Behind the scenes, however, and in the secret telephone communications that Trump routinely has with Kim, Xi, Putin and certain other world leaders, he may have been sending a sterner message. He could well have reprised a little of the “fire and fury” language he once used to advise the dictators that they were dealing with a different kind of U.S. leader not averse to considering military action if required by circumstances.
To back up any such rhetoric, the president authorized significantly increased reconnaissance flights over North Korea and the leaked disclosure of certain anti-regime special operations exercises directed at Pyongyang.
Even more speculative than U.S. responses in the kinetic realm is the possibility that in private warnings to Kim, Trump could have played the human rights card. He might have reminded him of his regime’s extreme vulnerability because of universal condemnation of its humanitarian atrocities, which Trump has highlighted publicly in earlier presidential addresses.

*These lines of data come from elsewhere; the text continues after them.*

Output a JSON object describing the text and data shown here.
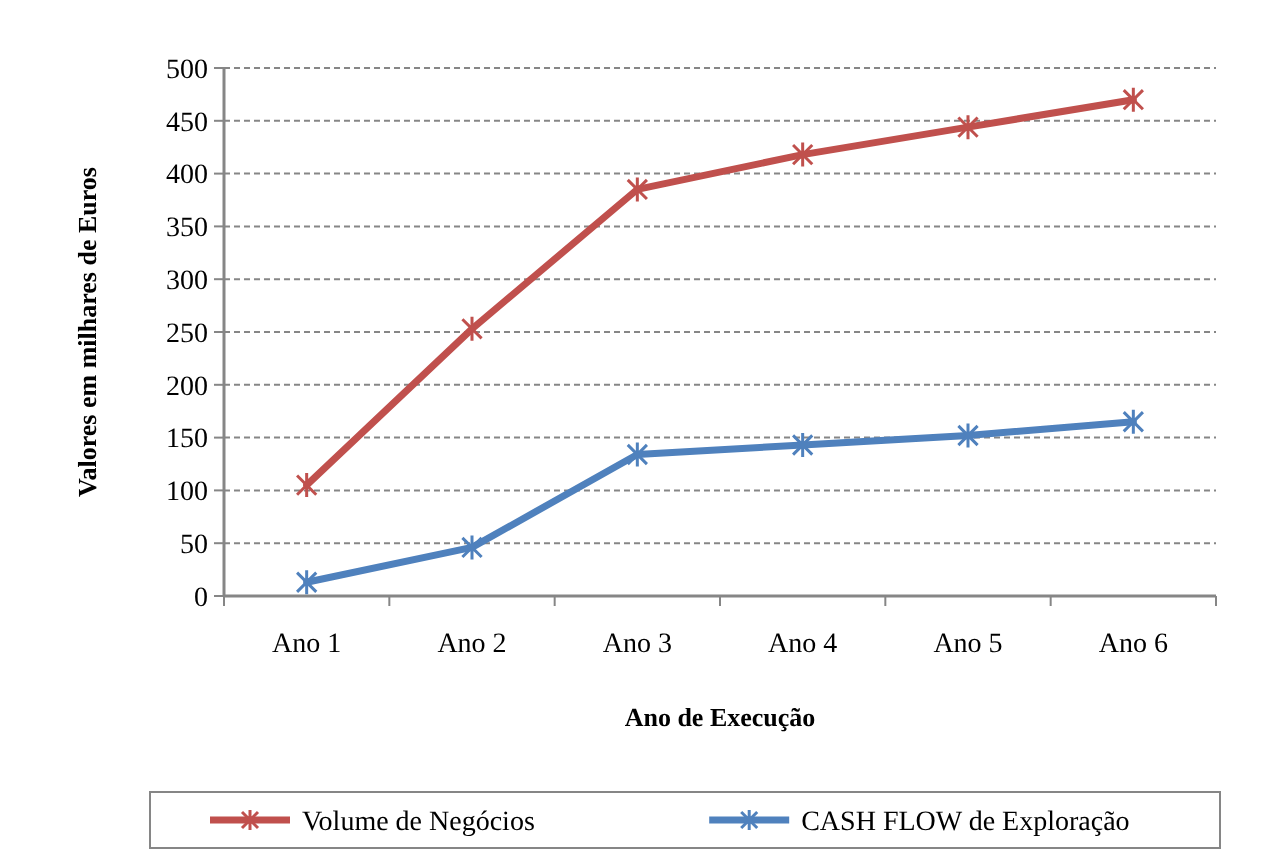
{
  "chart_data": {
    "type": "line",
    "xlabel": "Ano de Execução",
    "ylabel": "Valores em milhares de Euros",
    "categories": [
      "Ano 1",
      "Ano 2",
      "Ano 3",
      "Ano 4",
      "Ano 5",
      "Ano 6"
    ],
    "series": [
      {
        "name": "Volume de Negócios",
        "color": "#c0504d",
        "values": [
          105,
          253,
          385,
          418,
          444,
          470
        ]
      },
      {
        "name": "CASH FLOW de Exploração",
        "color": "#4f81bd",
        "values": [
          13,
          46,
          134,
          143,
          152,
          165
        ]
      }
    ],
    "ylim": [
      0,
      500
    ],
    "yticks": [
      0,
      50,
      100,
      150,
      200,
      250,
      300,
      350,
      400,
      450,
      500
    ],
    "grid": "y",
    "legend": "bottom",
    "marker": "cross",
    "line_style": "solid"
  }
}
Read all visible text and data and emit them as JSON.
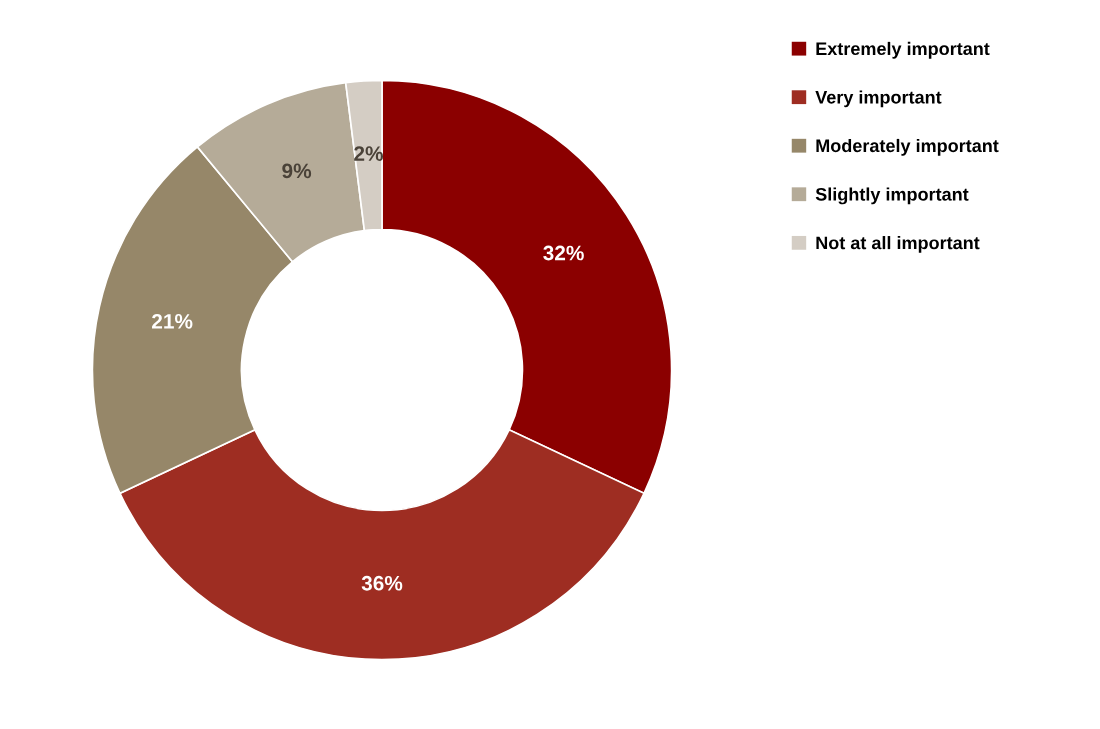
{
  "chart_data": {
    "type": "donut",
    "categories": [
      "Extremely important",
      "Very important",
      "Moderately important",
      "Slightly important",
      "Not at all important"
    ],
    "values": [
      32,
      36,
      21,
      9,
      2
    ],
    "colors": [
      "#8b0000",
      "#9e2d22",
      "#968769",
      "#b5ab98",
      "#d4cdc4"
    ],
    "value_labels": [
      "32%",
      "36%",
      "21%",
      "9%",
      "2%"
    ],
    "legend": "right"
  }
}
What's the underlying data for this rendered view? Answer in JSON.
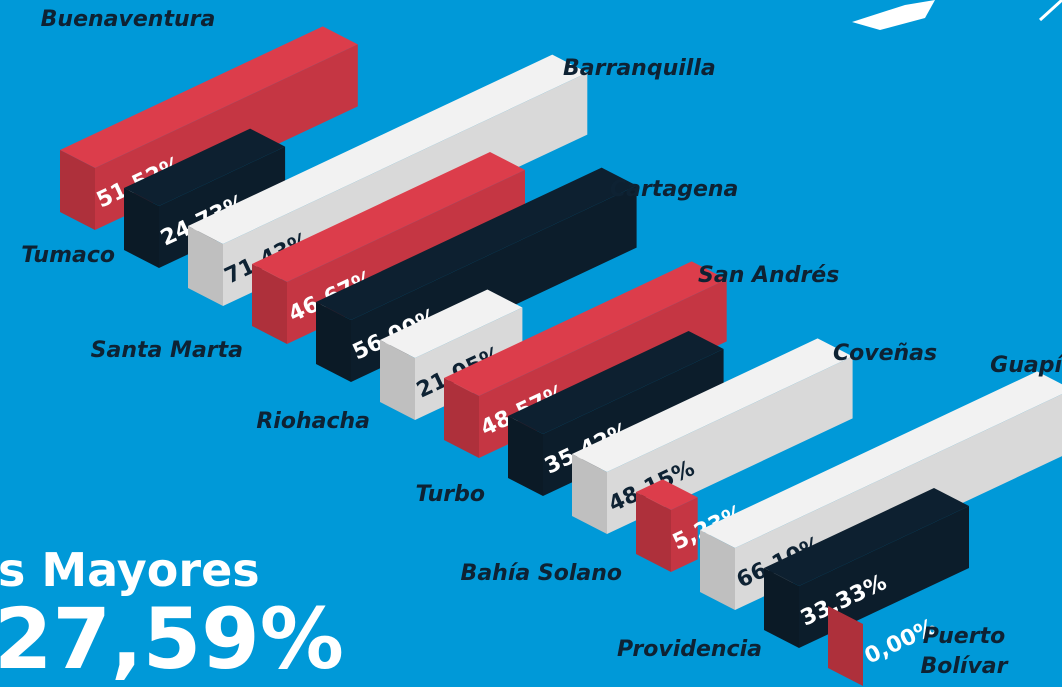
{
  "chart_data": {
    "type": "bar3d",
    "categories": [
      "Buenaventura",
      "Tumaco",
      "Barranquilla",
      "Santa Marta",
      "Cartagena",
      "Riohacha",
      "San Andrés",
      "Turbo",
      "Coveñas",
      "Bahía Solano",
      "Guapí",
      "Providencia",
      "Puerto Bolívar"
    ],
    "values": [
      51.52,
      24.73,
      71.43,
      46.67,
      56.0,
      21.05,
      48.57,
      35.42,
      48.15,
      5.23,
      66.1,
      33.33,
      0.0
    ],
    "value_labels": [
      "51,52%",
      "24,73%",
      "71,43%",
      "46,67%",
      "56,00%",
      "21,05%",
      "48,57%",
      "35,42%",
      "48,15%",
      "5,23%",
      "66,10%",
      "33,33%",
      "0,00%"
    ],
    "colors": [
      "#e8404f",
      "#0e2233",
      "#ffffff",
      "#e8404f",
      "#0e2233",
      "#ffffff",
      "#e8404f",
      "#0e2233",
      "#ffffff",
      "#e8404f",
      "#ffffff",
      "#0e2233",
      "#e8404f"
    ],
    "annotations": [
      "s Mayores",
      "27,59%"
    ]
  }
}
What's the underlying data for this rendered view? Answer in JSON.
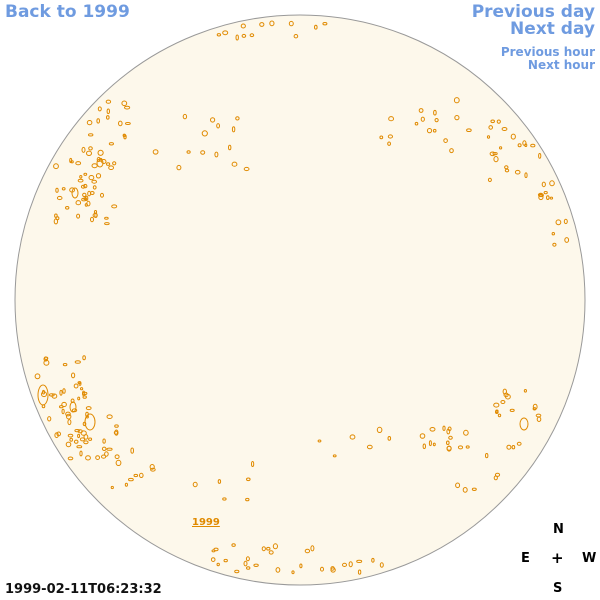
{
  "nav": {
    "back_label": "Back to 1999",
    "prev_day_label": "Previous day",
    "next_day_label": "Next day",
    "prev_hour_label": "Previous hour",
    "next_hour_label": "Next hour"
  },
  "disk": {
    "year_link_label": "1999",
    "fill_color": "#fdf8eb",
    "outline_color": "#999999",
    "feature_color": "#e08a00"
  },
  "timestamp": "1999-02-11T06:23:32",
  "compass": {
    "north": "N",
    "east": "E",
    "center": "+",
    "west": "W",
    "south": "S"
  }
}
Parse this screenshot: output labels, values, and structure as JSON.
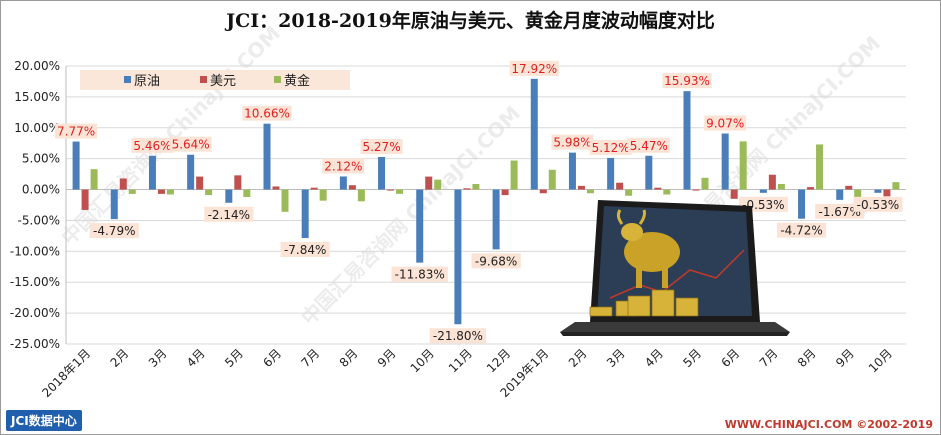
{
  "title": "JCI：2018-2019年原油与美元、黄金月度波动幅度对比",
  "brand": "JCI数据中心",
  "site": "WWW.CHINAJCI.COM ©2002-2019",
  "watermark": "中国汇易咨询网 ChinaJCI.COM",
  "chart_data": {
    "type": "bar",
    "categories": [
      "2018年1月",
      "2月",
      "3月",
      "4月",
      "5月",
      "6月",
      "7月",
      "8月",
      "9月",
      "10月",
      "11月",
      "12月",
      "2019年1月",
      "2月",
      "3月",
      "4月",
      "5月",
      "6月",
      "7月",
      "8月",
      "9月",
      "10月"
    ],
    "series": [
      {
        "name": "原油",
        "color": "#4a7ebb",
        "values": [
          7.77,
          -4.79,
          5.46,
          5.64,
          -2.14,
          10.66,
          -7.84,
          2.12,
          5.27,
          -11.83,
          -21.8,
          -9.68,
          17.92,
          5.98,
          5.12,
          5.47,
          15.93,
          9.07,
          -0.53,
          -4.72,
          -1.67,
          -0.53
        ]
      },
      {
        "name": "美元",
        "color": "#c0504d",
        "values": [
          -3.3,
          1.8,
          -0.7,
          2.1,
          2.3,
          0.5,
          0.3,
          0.7,
          -0.1,
          2.1,
          0.2,
          -0.9,
          -0.6,
          0.6,
          1.1,
          0.3,
          -0.1,
          -1.5,
          2.4,
          0.4,
          0.6,
          -1.1
        ]
      },
      {
        "name": "黄金",
        "color": "#9bbb59",
        "values": [
          3.3,
          -0.7,
          -0.8,
          -0.9,
          -1.2,
          -3.6,
          -1.8,
          -1.9,
          -0.7,
          1.6,
          0.9,
          4.7,
          3.2,
          -0.6,
          -1.0,
          -0.8,
          1.9,
          7.8,
          0.9,
          7.3,
          -2.3,
          1.2
        ]
      }
    ],
    "data_labels": [
      "7.77%",
      "-4.79%",
      "5.46%",
      "5.64%",
      "-2.14%",
      "10.66%",
      "-7.84%",
      "2.12%",
      "5.27%",
      "-11.83%",
      "-21.80%",
      "-9.68%",
      "17.92%",
      "5.98%",
      "5.12%",
      "5.47%",
      "15.93%",
      "9.07%",
      "-0.53%",
      "-4.72%",
      "-1.67%",
      "-0.53%"
    ],
    "y_ticks": [
      "-25.00%",
      "-20.00%",
      "-15.00%",
      "-10.00%",
      "-5.00%",
      "0.00%",
      "5.00%",
      "10.00%",
      "15.00%",
      "20.00%"
    ],
    "ylim": [
      -25,
      20
    ],
    "legend_position": "top-left",
    "grid": true
  }
}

It is even possible that Trump decided to let Xi know that the double-game Communist China has been playing on North Korea must end in 2020, that the economic masters in Beijing no longer will be allowed to leverage their “cooperation” on the nuclear and missile threat against other Western interests (Taiwan, South China Sea, cyber theft and, as Xi is already discovering, on trade).
By making clear he is able and willing to play naughty as well as nice, Trump may have persuaded Kim that a vase is a better idea after all.
Joseph Bosco served as China country director for the secretary of Defense from 2005 to 2006 and as Asia-Pacific director of humanitarian assistance and disaster relief from 2009 to 2010. He is a nonresident fellow at the Institute for Corean-American Studies and the Institute for Taiwan-American Studies and is a member of the advisory board of the Global Taiwan Institute.